Free Energy of a Knotted Polymer Confined to Narrow Cylindrical and Conical Channels

TL;DR

This study uses Monte Carlo simulations to analyze how knots in semiflexible polymers behave and how their free energy varies in narrow cylindrical and conical channels, revealing effects of topology, channel shape, and size.

Contribution

It provides new insights into the free energy and conformational behavior of knotted polymers in confined geometries, extending theoretical models to include conical channels.

Findings

Knot complexity increases the typical size of the knot.

Conformational behavior is independent of topology at low extension.

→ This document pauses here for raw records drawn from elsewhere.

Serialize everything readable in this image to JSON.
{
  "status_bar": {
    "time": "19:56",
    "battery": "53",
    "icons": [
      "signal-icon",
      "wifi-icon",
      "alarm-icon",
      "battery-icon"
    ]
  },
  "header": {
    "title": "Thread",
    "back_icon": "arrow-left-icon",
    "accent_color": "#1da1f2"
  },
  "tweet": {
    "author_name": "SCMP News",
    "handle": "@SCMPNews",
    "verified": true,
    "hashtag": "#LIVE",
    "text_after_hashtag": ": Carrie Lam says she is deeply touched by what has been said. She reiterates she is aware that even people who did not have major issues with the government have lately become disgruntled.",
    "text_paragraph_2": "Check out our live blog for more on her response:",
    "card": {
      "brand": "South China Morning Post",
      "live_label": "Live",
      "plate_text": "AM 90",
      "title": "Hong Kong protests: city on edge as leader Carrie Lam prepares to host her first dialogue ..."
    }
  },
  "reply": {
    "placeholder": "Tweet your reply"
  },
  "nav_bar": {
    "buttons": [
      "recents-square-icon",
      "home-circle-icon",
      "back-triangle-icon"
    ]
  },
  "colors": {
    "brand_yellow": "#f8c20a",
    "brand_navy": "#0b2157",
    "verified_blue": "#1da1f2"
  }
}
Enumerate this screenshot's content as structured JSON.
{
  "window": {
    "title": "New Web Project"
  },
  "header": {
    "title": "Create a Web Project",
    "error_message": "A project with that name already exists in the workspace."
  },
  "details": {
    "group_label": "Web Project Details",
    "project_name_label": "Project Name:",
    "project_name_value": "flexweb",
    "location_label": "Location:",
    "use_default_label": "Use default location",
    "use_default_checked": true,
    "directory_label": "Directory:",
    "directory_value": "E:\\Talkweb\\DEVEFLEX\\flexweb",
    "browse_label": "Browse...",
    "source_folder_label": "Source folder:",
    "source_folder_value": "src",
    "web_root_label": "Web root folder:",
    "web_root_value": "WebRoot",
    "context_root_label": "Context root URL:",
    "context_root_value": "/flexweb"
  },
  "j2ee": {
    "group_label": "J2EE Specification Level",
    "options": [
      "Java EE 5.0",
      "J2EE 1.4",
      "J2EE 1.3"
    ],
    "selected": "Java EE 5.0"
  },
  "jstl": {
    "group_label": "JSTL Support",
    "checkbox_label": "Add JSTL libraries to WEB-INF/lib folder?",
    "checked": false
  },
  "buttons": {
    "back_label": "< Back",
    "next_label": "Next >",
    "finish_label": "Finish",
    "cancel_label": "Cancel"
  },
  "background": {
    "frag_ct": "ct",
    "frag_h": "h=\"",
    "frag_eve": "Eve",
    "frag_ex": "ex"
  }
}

Free energy and knot span scale according to theoretical predictions.

Abstract

Monte Carlo simulations are used to study the conformational behavior of a semiflexible polymer confined to cylindrical and conical channels. The channels are sufficiently narrow that the conditions for the Odijk regime are marginally satisfied. For cylindrical confinement, we examine polymers with a single knot of topology $3_1$, $4_1$, or $5_1$, as well as unknotted polymers that are capable of forming S-loops. We measure the variation of the free energy $F$ with the end-to-end polymer extension length $X$ and examine the effect of varying the polymer topology, persistence length $P$ and cylinder diameter $D$ on the free energy functions. Similarly, we characterize the behavior of the knot span along the channel. We find that increasing the knot complexity increases the typical size of the knot. In the regime of low $X$, where the knot/S-loop size is large, the conformational behavior is independent of polymer topology. In addition, the scaling properties of the free energy and knot span are in agreement with predictions from a theoretical model constructed using known properties of interacting polymers in the Odijk regime. We also examine the variation of $F$ with position of a knot in conical channels for various values of the cone angle $\alpha$. The free energy decreases as the knot moves in a direction where the cone widens, and it also decreases with increasing $\alpha$ and with increasing knot complexity. The behavior is in agreement with predictions from a theoretical model in which the dominant contribution to the change in $F$ is the change in the size of the hairpins as the knot moves to the wider region of the channel.